The fruit is a component of a cider-like drink which is still made in parts of Europe. Picked straight off the tree, it is highly astringent and gritty; however, when left to blet (overripen) it sweetens and becomes pleasant to eat. In the Moravian Slovakia region of the Czech Republic, there is a community-run museum with an educational trail and a festival for this tree, with products like jam, juice and brandy made from its fruit.

In ancient Greece, the fruit was cut in half and pickled, which in Plato's Symposium (190d7-8) has Aristophanes use as a metaphor for the cutting in half of the original spherical humans by Zeus.

Service tree wood was often used for manufacturing wooden planes of all types used for working wood, because servicetree wood is fairly dense and holds a profile well.

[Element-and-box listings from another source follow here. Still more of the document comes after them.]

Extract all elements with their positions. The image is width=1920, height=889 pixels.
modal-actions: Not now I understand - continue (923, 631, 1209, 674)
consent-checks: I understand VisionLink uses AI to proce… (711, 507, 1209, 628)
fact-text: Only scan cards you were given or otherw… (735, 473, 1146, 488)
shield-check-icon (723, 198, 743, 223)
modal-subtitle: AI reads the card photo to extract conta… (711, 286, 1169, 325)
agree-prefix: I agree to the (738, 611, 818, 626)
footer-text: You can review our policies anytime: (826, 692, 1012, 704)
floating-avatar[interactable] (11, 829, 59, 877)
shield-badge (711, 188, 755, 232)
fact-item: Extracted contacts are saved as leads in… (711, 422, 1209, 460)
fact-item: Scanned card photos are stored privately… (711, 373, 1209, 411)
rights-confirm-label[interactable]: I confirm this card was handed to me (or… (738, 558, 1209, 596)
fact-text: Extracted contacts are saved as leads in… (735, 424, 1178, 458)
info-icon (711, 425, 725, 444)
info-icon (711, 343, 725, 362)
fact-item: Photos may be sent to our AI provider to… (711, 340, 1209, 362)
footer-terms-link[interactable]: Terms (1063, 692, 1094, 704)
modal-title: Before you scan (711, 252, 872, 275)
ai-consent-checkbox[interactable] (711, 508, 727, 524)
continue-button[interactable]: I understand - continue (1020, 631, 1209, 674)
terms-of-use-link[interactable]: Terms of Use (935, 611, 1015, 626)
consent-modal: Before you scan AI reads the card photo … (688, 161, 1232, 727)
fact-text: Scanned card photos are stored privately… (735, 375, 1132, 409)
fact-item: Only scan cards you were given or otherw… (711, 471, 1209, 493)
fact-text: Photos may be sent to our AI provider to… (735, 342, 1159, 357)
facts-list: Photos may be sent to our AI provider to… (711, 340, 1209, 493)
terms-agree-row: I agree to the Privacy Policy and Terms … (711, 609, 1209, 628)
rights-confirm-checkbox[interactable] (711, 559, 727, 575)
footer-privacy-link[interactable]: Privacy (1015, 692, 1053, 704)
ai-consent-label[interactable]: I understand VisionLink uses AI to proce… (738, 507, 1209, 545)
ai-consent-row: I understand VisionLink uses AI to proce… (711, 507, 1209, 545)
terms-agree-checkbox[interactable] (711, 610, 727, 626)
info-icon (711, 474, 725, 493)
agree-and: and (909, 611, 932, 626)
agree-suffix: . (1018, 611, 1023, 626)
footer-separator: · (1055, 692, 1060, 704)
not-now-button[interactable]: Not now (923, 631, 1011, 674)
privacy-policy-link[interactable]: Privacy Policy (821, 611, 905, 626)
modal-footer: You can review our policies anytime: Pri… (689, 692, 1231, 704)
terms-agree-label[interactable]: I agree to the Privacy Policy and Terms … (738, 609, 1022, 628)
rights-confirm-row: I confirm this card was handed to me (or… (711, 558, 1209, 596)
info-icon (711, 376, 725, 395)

==Etymology and other names==
The English name comes from Middle English serves, plural of serve, from Old English syrfe, borrowed from the Latin name sorbus; it is unrelated to the verb serve. Other English names include sorb, sorb tree, and whitty pear—"whitty" because the leaves are similar to rowan (i.e. pinnate), and "pear" due to the shape of the fruit. The name sorb, likewise, is from the Latin sorbus; because of its fruit and has nothing to do with the Slavic ethnic groups known as the Sorbs and Serbs.